Je kunt het ook positiever zien: je kunt ook zien dat dit het moment is om die verhalen te gaan maken. De tijd is nu en iedereen weet het. Ook de mensen die het ontkennen. De behoefte aan die verhalen is enorm, mocht iemand nog twijfelen, en niet omdat op Netflix (Amerika) de afgelopen week viewings van films over de ‘black experience’ de lucht in schoten, van Just Mercy tot Waves. Die behoefte is enorm omdat die films en series de levens laten zien van een groot deel van de mensheid. I Am Not Your Negro van Raoul Peck, de voor een Oscar genomineerde documentaire over James Baldwin, stond afgelopen week op nummer 21 van de Amerikaanse iTunes filmlijst. Van Ava DuVernay kun je op de Nederlandse Netflix onder meer When They See Us vinden, over de onterechte veroordeling van vijf jonge mannen, die bekend werden als de Central Park Five.

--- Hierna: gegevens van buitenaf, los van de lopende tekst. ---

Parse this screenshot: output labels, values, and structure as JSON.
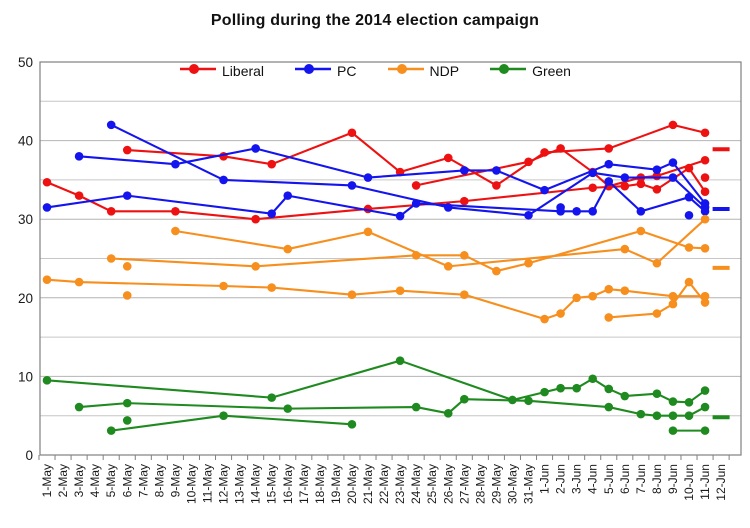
{
  "title": "Polling during the 2014 election campaign",
  "chart_data": {
    "type": "line",
    "title": "Polling during the 2014 election campaign",
    "xlabel": "",
    "ylabel": "",
    "ylim": [
      0,
      50
    ],
    "y_ticks": [
      0,
      10,
      20,
      30,
      40,
      50
    ],
    "gridline_step": 5,
    "legend_position": "top-center",
    "grid": true,
    "colors": {
      "liberal": "#ee1111",
      "pc": "#1414ee",
      "ndp": "#f78f1e",
      "green": "#1f8a1f",
      "gridline": "#c6c6c6",
      "plot_border": "#808080",
      "axis_text": "#1a1a1a"
    },
    "x_categories": [
      "1-May",
      "2-May",
      "3-May",
      "4-May",
      "5-May",
      "6-May",
      "7-May",
      "8-May",
      "9-May",
      "10-May",
      "11-May",
      "12-May",
      "13-May",
      "14-May",
      "15-May",
      "16-May",
      "17-May",
      "18-May",
      "19-May",
      "20-May",
      "21-May",
      "22-May",
      "23-May",
      "24-May",
      "25-May",
      "26-May",
      "27-May",
      "28-May",
      "29-May",
      "30-May",
      "31-May",
      "1-Jun",
      "2-Jun",
      "3-Jun",
      "4-Jun",
      "5-Jun",
      "6-Jun",
      "7-Jun",
      "8-Jun",
      "9-Jun",
      "10-Jun",
      "11-Jun",
      "12-Jun"
    ],
    "legend": [
      {
        "label": "Liberal",
        "color": "#ee1111"
      },
      {
        "label": "PC",
        "color": "#1414ee"
      },
      {
        "label": "NDP",
        "color": "#f78f1e"
      },
      {
        "label": "Green",
        "color": "#1f8a1f"
      }
    ],
    "series": [
      {
        "party": "Liberal",
        "track": 1,
        "color": "#ee1111",
        "points": [
          [
            "1-May",
            34.7
          ],
          [
            "3-May",
            33
          ],
          [
            "5-May",
            31
          ],
          [
            "9-May",
            31
          ],
          [
            "14-May",
            30
          ],
          [
            "21-May",
            31.3
          ],
          [
            "27-May",
            32.3
          ],
          [
            "4-Jun",
            34
          ],
          [
            "6-Jun",
            34.2
          ],
          [
            "7-Jun",
            34.5
          ],
          [
            "8-Jun",
            33.8
          ],
          [
            "10-Jun",
            36.5
          ],
          [
            "11-Jun",
            33.5
          ]
        ]
      },
      {
        "party": "Liberal",
        "track": 2,
        "color": "#ee1111",
        "points": [
          [
            "6-May",
            38.8
          ],
          [
            "12-May",
            38
          ],
          [
            "15-May",
            37
          ],
          [
            "20-May",
            41
          ],
          [
            "23-May",
            36
          ],
          [
            "26-May",
            37.8
          ],
          [
            "29-May",
            34.3
          ],
          [
            "1-Jun",
            38.5
          ],
          [
            "5-Jun",
            39
          ],
          [
            "9-Jun",
            42
          ],
          [
            "11-Jun",
            41
          ]
        ]
      },
      {
        "party": "Liberal",
        "track": 3,
        "color": "#ee1111",
        "points": [
          [
            "24-May",
            34.3
          ],
          [
            "31-May",
            37.3
          ],
          [
            "2-Jun",
            39
          ],
          [
            "4-Jun",
            36
          ],
          [
            "5-Jun",
            34.2
          ],
          [
            "7-Jun",
            35.3
          ],
          [
            "8-Jun",
            35.5
          ],
          [
            "11-Jun",
            37.5
          ]
        ]
      },
      {
        "party": "PC",
        "track": 1,
        "color": "#1414ee",
        "points": [
          [
            "3-May",
            38
          ],
          [
            "9-May",
            37
          ],
          [
            "14-May",
            39
          ],
          [
            "21-May",
            35.3
          ],
          [
            "27-May",
            36.2
          ],
          [
            "29-May",
            36.2
          ],
          [
            "1-Jun",
            33.7
          ],
          [
            "5-Jun",
            37
          ],
          [
            "8-Jun",
            36.3
          ],
          [
            "9-Jun",
            37.2
          ],
          [
            "11-Jun",
            32
          ]
        ]
      },
      {
        "party": "PC",
        "track": 2,
        "color": "#1414ee",
        "points": [
          [
            "5-May",
            42
          ],
          [
            "12-May",
            35
          ],
          [
            "20-May",
            34.3
          ],
          [
            "26-May",
            31.5
          ],
          [
            "31-May",
            30.5
          ],
          [
            "4-Jun",
            35.9
          ],
          [
            "6-Jun",
            35.3
          ],
          [
            "9-Jun",
            35.3
          ],
          [
            "11-Jun",
            31.5
          ]
        ]
      },
      {
        "party": "PC",
        "track": 3,
        "color": "#1414ee",
        "points": [
          [
            "1-May",
            31.5
          ],
          [
            "6-May",
            33
          ],
          [
            "15-May",
            30.7
          ],
          [
            "16-May",
            33
          ],
          [
            "23-May",
            30.4
          ],
          [
            "24-May",
            32
          ],
          [
            "2-Jun",
            31
          ],
          [
            "3-Jun",
            31
          ],
          [
            "4-Jun",
            31
          ],
          [
            "5-Jun",
            34.8
          ],
          [
            "7-Jun",
            31
          ],
          [
            "10-Jun",
            32.8
          ],
          [
            "11-Jun",
            31
          ]
        ]
      },
      {
        "party": "NDP",
        "track": 1,
        "color": "#f78f1e",
        "points": [
          [
            "1-May",
            22.3
          ],
          [
            "3-May",
            22
          ],
          [
            "12-May",
            21.5
          ],
          [
            "15-May",
            21.3
          ],
          [
            "20-May",
            20.4
          ],
          [
            "23-May",
            20.9
          ],
          [
            "27-May",
            20.4
          ],
          [
            "1-Jun",
            17.3
          ],
          [
            "2-Jun",
            18
          ],
          [
            "3-Jun",
            20
          ],
          [
            "4-Jun",
            20.2
          ],
          [
            "5-Jun",
            21.1
          ],
          [
            "6-Jun",
            20.9
          ],
          [
            "9-Jun",
            20.2
          ],
          [
            "11-Jun",
            20.2
          ]
        ]
      },
      {
        "party": "NDP",
        "track": 2,
        "color": "#f78f1e",
        "points": [
          [
            "5-May",
            25
          ],
          [
            "14-May",
            24
          ],
          [
            "24-May",
            25.4
          ],
          [
            "27-May",
            25.4
          ],
          [
            "29-May",
            23.4
          ],
          [
            "31-May",
            24.4
          ],
          [
            "7-Jun",
            28.5
          ],
          [
            "10-Jun",
            26.4
          ],
          [
            "11-Jun",
            26.3
          ]
        ]
      },
      {
        "party": "NDP",
        "track": 3,
        "color": "#f78f1e",
        "points": [
          [
            "9-May",
            28.5
          ],
          [
            "16-May",
            26.2
          ],
          [
            "21-May",
            28.4
          ],
          [
            "26-May",
            24
          ],
          [
            "6-Jun",
            26.2
          ],
          [
            "8-Jun",
            24.4
          ],
          [
            "11-Jun",
            30
          ]
        ]
      },
      {
        "party": "NDP",
        "track": 4,
        "color": "#f78f1e",
        "points": [
          [
            "5-Jun",
            17.5
          ],
          [
            "8-Jun",
            18
          ],
          [
            "9-Jun",
            19.2
          ],
          [
            "10-Jun",
            22
          ],
          [
            "11-Jun",
            19.4
          ]
        ]
      },
      {
        "party": "Green",
        "track": 1,
        "color": "#1f8a1f",
        "points": [
          [
            "1-May",
            9.5
          ],
          [
            "15-May",
            7.3
          ],
          [
            "23-May",
            12
          ],
          [
            "30-May",
            7
          ],
          [
            "1-Jun",
            8
          ],
          [
            "2-Jun",
            8.5
          ],
          [
            "3-Jun",
            8.5
          ],
          [
            "4-Jun",
            9.7
          ],
          [
            "5-Jun",
            8.4
          ],
          [
            "6-Jun",
            7.5
          ],
          [
            "8-Jun",
            7.8
          ],
          [
            "9-Jun",
            6.8
          ],
          [
            "10-Jun",
            6.7
          ],
          [
            "11-Jun",
            8.2
          ]
        ]
      },
      {
        "party": "Green",
        "track": 2,
        "color": "#1f8a1f",
        "points": [
          [
            "3-May",
            6.1
          ],
          [
            "6-May",
            6.6
          ],
          [
            "16-May",
            5.9
          ],
          [
            "24-May",
            6.1
          ],
          [
            "26-May",
            5.3
          ],
          [
            "27-May",
            7.1
          ],
          [
            "31-May",
            6.9
          ],
          [
            "5-Jun",
            6.1
          ],
          [
            "7-Jun",
            5.2
          ],
          [
            "8-Jun",
            5
          ],
          [
            "9-Jun",
            5
          ],
          [
            "10-Jun",
            5
          ],
          [
            "11-Jun",
            6.1
          ]
        ]
      },
      {
        "party": "Green",
        "track": 3,
        "color": "#1f8a1f",
        "points": [
          [
            "5-May",
            3.1
          ],
          [
            "12-May",
            5
          ],
          [
            "20-May",
            3.9
          ]
        ]
      },
      {
        "party": "Green",
        "track": 4,
        "color": "#1f8a1f",
        "points": [
          [
            "9-Jun",
            3.1
          ],
          [
            "11-Jun",
            3.1
          ]
        ]
      }
    ],
    "isolated_points": [
      {
        "party": "Liberal",
        "color": "#ee1111",
        "point": [
          "11-Jun",
          35.3
        ]
      },
      {
        "party": "PC",
        "color": "#1414ee",
        "point": [
          "2-Jun",
          31.5
        ]
      },
      {
        "party": "PC",
        "color": "#1414ee",
        "point": [
          "10-Jun",
          30.5
        ]
      },
      {
        "party": "NDP",
        "color": "#f78f1e",
        "point": [
          "6-May",
          24
        ]
      },
      {
        "party": "NDP",
        "color": "#f78f1e",
        "point": [
          "6-May",
          20.3
        ]
      },
      {
        "party": "Green",
        "color": "#1f8a1f",
        "point": [
          "6-May",
          4.4
        ]
      }
    ],
    "final_result_dashes": [
      {
        "party": "Liberal",
        "date": "12-Jun",
        "value": 38.9,
        "color": "#ee1111"
      },
      {
        "party": "PC",
        "date": "12-Jun",
        "value": 31.3,
        "color": "#1414ee"
      },
      {
        "party": "NDP",
        "date": "12-Jun",
        "value": 23.8,
        "color": "#f78f1e"
      },
      {
        "party": "Green",
        "date": "12-Jun",
        "value": 4.8,
        "color": "#1f8a1f"
      }
    ]
  }
}
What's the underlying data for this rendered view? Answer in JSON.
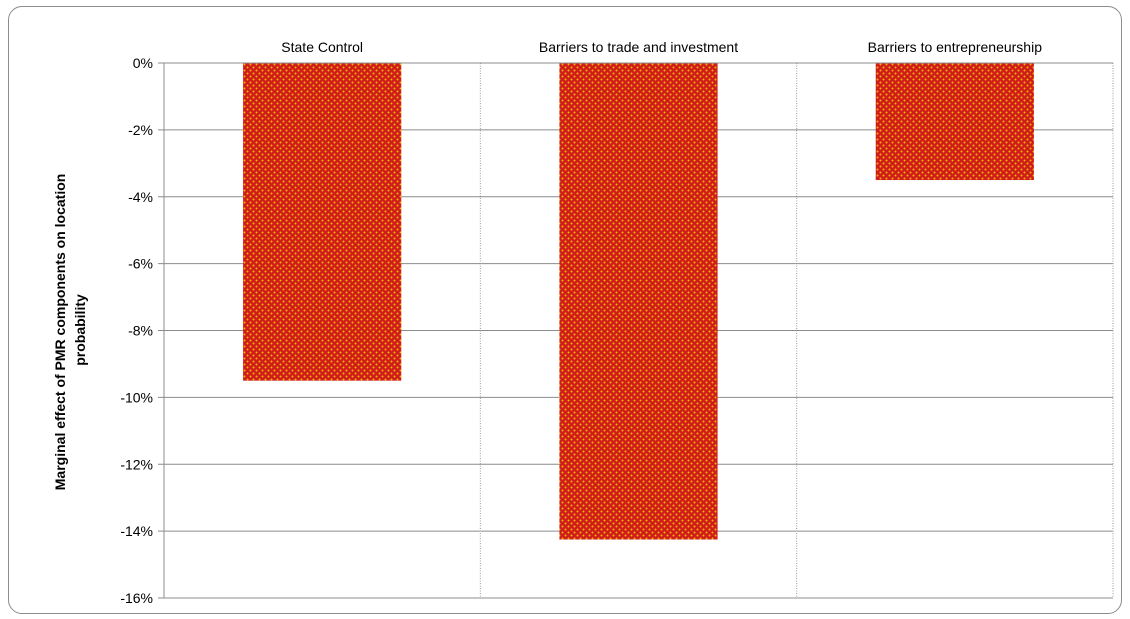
{
  "chart_data": {
    "type": "bar",
    "categories": [
      "State Control",
      "Barriers to trade and investment",
      "Barriers to entrepreneurship"
    ],
    "values": [
      -9.5,
      -14.25,
      -3.5
    ],
    "unit": "%",
    "ylabel": [
      "Marginal effect of PMR components on  location",
      "probability"
    ],
    "ylim": [
      -16,
      0
    ],
    "yticks": [
      0,
      -2,
      -4,
      -6,
      -8,
      -10,
      -12,
      -14,
      -16
    ],
    "ytick_labels": [
      "0%",
      "-2%",
      "-4%",
      "-6%",
      "-8%",
      "-10%",
      "-12%",
      "-14%",
      "-16%"
    ],
    "grid": true,
    "category_labels_position": "top",
    "colors": {
      "bar_fill": "#d01c1c",
      "bar_dots": "#f2b800",
      "grid": "#8c8c8c"
    }
  }
}
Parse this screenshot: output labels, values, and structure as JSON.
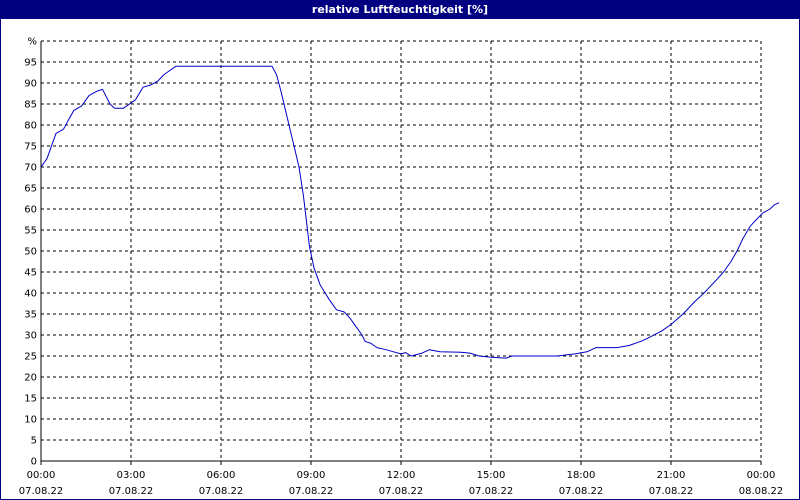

De boekhandel ziet die honger. “De jonge vrouw in de boekwinkel had een lijstje met boeken die ze wilde kopen”, schreef de Leidse wetenschapper Nadia Bouras gisteren op Twitter. “Zij riep, de eigenaar zocht in het systeem. Toni Morrison, White Fragility, Gloria Wekker, James Baldwin. Bijzondere tijden. Andere boekwinkels hebben inmiddels #BlackLivesMatterNL tafels.”

Gisteravond organiseerde Eye Amsterdam online #BlackFilmMatters, waarmee men “de schijnwerpers zet op institutioneel racisme in de Nederlandse filmindustrie”. Jongeren gingen in gesprek met professionals uit de industrie en vroegen zich af wat er nodig is om die industrie te veranderen. “Waarom krijgen zwarte cinema en makers van kleur, structureel niet het podium dat zij verdienen? Schiet het beleid van de industrie te kort? Of zijn er andere stappen nodig?” Hier doen we er verslag van. 

Eye had met Black Light vanaf begin maart al een omvangrijk programma over zwarte filmcultuur gepland, maar dat moest vanwege corona even op ijs. Black Light loopt tot en met februari 2021 en omvat naast een filmprogramma maandelijks bijeenkomsten opgezet door specialisten. Niet al die bijeenkomsten liggen al vast, maar naar verwachting zal in oktober een avond worden georganiseerd over de ‘representatie van het zwarte lichaam in de Nederlandse film’. Films in het programma in de maand juni zijn onder meer Do the Right Thing, Sorry to Bother You, Uptight!, Black Panther, Timbuktu en The Blood of Jesus.